Invest to grow would be the mantra of any sensible, far-sighted economist and it’s Britain’s tragedy to be lumbered with another Tory slasher in an ideological strait-jacket. Brace for reduced services, squeezed spending, wallet-emptying freezes and higher charges.
DISUNITED KINGDOM
NICOLA, Queen of Scots, winning May’s Scottish elections will trigger a constitutional showdown when
Johnson resists a second referendum as polls show the country would vote for separation. Labour in Wales is under threat from a nationalist Plaid Cymru and unionist Tory pincer while Brexit is pushing the two parts of Ireland together.
Chuck in ever louder English demands from the likes of Andy “King of the North” Burnham for regional rule and a creaking Disunited Kingdom won’t survive without radical reforms.
NIGEL FARAGE
DONALD Trump gone and Brexit done heralds creeping irrelevance for a bore droning on about what he did in a war that he invented in his own head.

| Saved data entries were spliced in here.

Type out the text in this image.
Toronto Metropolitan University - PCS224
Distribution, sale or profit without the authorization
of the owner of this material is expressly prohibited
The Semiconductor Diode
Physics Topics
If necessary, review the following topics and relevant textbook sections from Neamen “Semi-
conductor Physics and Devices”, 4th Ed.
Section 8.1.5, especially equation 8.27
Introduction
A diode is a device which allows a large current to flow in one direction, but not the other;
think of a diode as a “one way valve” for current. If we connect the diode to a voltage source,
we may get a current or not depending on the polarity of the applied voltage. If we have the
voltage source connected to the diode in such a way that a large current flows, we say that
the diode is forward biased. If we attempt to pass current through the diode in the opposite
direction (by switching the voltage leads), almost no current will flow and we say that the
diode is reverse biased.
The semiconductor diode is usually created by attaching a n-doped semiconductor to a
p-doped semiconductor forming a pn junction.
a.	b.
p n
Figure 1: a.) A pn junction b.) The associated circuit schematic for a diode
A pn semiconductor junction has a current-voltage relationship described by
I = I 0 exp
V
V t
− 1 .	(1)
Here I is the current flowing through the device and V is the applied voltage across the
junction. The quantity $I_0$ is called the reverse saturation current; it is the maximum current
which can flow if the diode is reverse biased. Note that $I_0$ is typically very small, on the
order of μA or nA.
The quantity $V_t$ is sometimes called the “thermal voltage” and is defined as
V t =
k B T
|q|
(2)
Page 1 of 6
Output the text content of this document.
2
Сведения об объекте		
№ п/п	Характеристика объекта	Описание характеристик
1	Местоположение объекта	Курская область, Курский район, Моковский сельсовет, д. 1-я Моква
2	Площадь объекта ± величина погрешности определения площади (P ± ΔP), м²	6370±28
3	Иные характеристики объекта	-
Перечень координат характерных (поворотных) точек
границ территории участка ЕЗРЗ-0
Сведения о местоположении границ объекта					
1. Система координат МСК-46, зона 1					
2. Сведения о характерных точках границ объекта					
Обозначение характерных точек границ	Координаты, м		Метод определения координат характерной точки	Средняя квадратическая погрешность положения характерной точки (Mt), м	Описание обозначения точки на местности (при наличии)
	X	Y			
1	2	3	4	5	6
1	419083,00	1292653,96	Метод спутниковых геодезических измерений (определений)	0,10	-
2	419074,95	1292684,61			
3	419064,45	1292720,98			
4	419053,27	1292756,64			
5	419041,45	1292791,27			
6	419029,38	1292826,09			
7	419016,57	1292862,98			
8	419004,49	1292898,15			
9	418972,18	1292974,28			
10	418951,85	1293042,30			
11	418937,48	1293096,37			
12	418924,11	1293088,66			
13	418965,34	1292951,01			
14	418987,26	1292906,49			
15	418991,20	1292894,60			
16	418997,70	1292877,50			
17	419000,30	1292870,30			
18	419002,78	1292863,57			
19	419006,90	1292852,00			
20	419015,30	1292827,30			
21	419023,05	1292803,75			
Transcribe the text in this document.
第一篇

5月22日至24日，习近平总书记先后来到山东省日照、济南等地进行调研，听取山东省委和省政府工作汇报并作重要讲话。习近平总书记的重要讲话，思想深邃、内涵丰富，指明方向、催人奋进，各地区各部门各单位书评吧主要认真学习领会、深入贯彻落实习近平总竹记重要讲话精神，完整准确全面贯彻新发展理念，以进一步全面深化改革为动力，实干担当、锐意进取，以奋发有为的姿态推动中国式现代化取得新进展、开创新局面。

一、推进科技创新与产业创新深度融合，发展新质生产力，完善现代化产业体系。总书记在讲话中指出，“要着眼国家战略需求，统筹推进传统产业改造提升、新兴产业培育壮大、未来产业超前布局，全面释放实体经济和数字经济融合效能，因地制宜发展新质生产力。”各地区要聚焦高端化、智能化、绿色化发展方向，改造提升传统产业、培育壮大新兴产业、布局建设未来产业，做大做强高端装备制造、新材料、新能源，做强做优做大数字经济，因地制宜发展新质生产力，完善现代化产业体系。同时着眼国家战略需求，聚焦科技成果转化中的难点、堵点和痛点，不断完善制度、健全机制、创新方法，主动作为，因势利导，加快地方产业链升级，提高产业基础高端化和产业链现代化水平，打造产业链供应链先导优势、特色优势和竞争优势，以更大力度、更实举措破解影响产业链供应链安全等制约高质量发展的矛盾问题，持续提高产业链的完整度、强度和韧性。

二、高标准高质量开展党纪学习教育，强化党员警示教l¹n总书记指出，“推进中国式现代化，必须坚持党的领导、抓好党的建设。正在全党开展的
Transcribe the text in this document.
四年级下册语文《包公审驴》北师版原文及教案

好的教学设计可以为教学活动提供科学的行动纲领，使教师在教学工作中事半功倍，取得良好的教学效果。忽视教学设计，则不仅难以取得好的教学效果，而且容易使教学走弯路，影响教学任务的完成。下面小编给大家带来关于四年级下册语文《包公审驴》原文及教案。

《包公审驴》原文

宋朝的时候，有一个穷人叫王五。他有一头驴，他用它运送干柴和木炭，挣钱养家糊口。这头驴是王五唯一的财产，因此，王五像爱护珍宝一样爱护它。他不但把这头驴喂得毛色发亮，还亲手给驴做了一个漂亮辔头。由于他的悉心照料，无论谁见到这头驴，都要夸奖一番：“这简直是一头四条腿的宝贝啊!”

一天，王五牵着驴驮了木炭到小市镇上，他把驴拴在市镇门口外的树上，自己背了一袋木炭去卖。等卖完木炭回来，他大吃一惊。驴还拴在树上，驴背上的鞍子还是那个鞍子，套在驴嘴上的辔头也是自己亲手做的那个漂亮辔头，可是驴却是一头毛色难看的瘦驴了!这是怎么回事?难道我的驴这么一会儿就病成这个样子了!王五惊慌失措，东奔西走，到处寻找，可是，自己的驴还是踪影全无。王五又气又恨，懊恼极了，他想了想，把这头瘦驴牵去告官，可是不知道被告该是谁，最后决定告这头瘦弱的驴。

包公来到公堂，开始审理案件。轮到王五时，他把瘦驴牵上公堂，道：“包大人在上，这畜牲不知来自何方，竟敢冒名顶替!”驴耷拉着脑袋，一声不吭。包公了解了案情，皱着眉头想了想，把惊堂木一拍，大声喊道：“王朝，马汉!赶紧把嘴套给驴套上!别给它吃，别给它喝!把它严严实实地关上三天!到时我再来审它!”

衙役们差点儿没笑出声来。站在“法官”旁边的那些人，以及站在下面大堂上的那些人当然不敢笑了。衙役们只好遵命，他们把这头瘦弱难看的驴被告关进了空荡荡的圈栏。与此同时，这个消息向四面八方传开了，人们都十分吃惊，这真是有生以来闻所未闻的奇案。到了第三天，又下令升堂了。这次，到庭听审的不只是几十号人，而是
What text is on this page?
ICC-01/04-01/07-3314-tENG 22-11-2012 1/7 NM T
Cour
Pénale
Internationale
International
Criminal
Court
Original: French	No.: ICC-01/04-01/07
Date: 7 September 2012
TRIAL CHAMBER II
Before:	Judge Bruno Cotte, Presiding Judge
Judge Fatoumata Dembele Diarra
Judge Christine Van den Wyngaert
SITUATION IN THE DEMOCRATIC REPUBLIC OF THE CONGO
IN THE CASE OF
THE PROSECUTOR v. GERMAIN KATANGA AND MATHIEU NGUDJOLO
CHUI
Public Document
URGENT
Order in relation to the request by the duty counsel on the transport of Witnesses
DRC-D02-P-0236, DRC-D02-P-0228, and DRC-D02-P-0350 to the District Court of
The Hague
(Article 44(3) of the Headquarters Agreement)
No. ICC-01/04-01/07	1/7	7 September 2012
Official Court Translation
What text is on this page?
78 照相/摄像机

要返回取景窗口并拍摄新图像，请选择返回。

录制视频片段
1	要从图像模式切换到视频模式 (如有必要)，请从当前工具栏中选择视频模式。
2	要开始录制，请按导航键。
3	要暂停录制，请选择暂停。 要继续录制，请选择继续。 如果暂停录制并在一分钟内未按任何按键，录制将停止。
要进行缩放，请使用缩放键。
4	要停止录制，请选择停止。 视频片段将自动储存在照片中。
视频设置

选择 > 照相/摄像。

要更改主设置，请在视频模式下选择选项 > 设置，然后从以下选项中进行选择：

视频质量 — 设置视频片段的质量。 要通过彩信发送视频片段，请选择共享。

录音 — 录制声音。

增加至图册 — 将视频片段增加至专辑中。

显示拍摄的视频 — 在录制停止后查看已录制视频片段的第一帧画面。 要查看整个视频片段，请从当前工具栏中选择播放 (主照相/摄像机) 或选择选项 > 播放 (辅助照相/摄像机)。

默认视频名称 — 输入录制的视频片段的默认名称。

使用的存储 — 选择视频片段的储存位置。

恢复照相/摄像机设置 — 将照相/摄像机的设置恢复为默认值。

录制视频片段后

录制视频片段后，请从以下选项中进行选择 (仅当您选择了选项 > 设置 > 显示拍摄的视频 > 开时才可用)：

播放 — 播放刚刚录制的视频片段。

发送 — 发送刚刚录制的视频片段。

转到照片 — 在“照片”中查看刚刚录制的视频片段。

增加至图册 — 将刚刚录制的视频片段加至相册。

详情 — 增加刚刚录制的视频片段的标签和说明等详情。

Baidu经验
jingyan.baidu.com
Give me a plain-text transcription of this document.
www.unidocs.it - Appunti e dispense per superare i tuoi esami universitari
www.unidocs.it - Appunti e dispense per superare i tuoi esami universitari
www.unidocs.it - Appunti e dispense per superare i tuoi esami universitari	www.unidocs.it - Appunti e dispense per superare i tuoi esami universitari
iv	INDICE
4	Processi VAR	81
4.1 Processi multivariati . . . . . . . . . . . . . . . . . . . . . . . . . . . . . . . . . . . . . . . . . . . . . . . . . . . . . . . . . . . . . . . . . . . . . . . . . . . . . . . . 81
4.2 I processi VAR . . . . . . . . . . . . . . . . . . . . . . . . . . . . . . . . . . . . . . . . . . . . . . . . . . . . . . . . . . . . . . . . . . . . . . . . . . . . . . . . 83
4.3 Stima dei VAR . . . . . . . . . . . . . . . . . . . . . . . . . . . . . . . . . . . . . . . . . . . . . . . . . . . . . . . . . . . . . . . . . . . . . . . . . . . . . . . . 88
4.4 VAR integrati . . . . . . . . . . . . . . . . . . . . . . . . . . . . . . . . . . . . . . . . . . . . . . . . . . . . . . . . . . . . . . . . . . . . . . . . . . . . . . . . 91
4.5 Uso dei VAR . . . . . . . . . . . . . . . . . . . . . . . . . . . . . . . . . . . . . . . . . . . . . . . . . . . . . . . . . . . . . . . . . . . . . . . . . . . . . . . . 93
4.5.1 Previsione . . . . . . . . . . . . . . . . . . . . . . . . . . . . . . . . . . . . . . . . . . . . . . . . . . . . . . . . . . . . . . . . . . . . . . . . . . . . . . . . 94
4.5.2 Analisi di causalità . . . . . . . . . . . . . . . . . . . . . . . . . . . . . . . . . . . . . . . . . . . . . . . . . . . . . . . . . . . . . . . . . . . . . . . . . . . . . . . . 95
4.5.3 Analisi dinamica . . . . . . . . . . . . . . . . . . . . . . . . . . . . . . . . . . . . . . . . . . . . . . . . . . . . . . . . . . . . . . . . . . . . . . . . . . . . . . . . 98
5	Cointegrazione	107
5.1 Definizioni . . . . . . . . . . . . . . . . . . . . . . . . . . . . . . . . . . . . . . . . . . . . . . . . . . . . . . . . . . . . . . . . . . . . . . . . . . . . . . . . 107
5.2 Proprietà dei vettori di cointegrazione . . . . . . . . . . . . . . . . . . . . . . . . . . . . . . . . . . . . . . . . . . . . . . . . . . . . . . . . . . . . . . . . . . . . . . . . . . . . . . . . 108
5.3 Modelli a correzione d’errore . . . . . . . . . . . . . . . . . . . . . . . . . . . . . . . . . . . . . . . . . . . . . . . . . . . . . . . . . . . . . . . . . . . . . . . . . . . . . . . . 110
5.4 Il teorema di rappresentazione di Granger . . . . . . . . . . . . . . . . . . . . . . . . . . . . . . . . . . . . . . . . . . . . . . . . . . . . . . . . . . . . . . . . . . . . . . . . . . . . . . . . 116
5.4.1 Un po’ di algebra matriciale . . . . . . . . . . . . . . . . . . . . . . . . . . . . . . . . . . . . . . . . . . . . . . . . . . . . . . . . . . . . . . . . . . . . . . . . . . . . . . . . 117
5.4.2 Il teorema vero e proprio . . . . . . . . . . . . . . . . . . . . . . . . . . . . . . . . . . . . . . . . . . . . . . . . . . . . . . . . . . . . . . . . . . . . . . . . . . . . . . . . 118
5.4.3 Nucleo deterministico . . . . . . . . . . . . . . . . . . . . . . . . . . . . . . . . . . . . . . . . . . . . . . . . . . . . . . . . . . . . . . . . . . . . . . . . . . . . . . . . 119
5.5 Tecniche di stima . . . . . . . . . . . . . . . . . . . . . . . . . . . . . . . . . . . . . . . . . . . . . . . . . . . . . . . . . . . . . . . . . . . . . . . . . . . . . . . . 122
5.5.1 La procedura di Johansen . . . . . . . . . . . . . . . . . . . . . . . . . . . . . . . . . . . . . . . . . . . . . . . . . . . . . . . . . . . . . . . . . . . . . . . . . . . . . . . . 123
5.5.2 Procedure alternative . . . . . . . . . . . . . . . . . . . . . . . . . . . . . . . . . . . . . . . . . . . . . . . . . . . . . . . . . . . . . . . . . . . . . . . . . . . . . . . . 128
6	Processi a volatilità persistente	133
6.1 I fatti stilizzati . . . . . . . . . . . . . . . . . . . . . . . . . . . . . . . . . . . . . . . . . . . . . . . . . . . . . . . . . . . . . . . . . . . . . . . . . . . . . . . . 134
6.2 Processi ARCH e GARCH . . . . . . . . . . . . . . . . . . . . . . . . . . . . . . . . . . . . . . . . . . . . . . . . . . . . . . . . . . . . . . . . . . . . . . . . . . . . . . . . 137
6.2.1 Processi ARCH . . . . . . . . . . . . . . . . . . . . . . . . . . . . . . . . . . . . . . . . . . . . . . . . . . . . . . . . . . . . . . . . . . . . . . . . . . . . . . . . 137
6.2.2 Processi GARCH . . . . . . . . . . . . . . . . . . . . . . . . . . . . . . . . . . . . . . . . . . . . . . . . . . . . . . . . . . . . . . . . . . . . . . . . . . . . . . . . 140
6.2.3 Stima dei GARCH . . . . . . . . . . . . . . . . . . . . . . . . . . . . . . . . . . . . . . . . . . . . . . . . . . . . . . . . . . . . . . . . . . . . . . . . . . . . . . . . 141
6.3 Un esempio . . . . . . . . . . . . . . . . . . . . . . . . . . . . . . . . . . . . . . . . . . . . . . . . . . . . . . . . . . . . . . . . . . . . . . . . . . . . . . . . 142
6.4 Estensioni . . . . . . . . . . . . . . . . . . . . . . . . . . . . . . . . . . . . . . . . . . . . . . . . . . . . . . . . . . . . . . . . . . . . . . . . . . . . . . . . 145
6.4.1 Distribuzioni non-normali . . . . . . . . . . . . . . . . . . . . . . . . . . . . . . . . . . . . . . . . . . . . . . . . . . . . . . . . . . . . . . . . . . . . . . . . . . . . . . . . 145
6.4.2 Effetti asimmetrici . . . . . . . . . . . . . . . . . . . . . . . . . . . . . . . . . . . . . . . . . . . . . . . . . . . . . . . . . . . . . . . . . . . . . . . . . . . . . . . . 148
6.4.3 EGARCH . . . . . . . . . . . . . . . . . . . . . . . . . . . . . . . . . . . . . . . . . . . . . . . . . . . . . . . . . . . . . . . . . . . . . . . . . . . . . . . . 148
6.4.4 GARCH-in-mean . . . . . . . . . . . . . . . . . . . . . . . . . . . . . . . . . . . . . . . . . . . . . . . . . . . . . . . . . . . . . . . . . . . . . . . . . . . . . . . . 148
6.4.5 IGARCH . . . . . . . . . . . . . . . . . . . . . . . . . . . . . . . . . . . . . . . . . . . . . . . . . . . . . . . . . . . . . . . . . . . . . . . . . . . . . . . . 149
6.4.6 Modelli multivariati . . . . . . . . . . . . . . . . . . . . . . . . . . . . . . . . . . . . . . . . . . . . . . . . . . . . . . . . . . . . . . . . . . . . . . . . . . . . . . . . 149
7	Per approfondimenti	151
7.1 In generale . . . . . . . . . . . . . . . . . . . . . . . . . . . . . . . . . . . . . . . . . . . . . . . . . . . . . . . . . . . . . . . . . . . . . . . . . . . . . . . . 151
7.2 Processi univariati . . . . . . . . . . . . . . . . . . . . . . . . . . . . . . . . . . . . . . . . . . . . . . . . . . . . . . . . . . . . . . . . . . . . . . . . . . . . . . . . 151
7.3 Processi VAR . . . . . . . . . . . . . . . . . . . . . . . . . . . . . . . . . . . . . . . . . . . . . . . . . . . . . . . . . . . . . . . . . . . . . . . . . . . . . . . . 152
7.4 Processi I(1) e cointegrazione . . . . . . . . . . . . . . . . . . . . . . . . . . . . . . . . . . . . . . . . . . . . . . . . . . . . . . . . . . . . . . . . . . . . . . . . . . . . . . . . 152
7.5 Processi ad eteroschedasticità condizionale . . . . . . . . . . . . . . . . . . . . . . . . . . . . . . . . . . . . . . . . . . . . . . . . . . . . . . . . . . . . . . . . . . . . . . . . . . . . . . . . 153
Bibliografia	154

Make no mistake, Farage was the most significant recent politician never to win a Westminster seat.
Yet relaunching his UKIP-Brexit Party as Reform UK smacks of desperation by a plastic patriot craving visibility to boost money-making opportunities.
THE MONARCHY
US prosecutors straining to speak to oily Andrew while get-rich-quick Harry and Meghan milk oodles from royal celebrity is exposing the sordid underbelly of a tarnished Ruritanian court.
With the Queen 95 and hubby Philip 100 next year, wayward younger generations are jeopardising the future of a musty institution heading for fundamental upheaval. I predict another year of scandals for the wealthfare family.
UNINSPIRING Joe Biden will be a breath of fresh air after he enters the White House on Wednesday, January 20 for the sole reason he isn’t deranged Trump. The US recognising its friends are democracies not tyrannies, curbing greenhouse gases and obeying world rules are a source of cautious optimism. Trump will continue screaming he was robbed as he tries to stay out of jail and threatens to run again in 2024.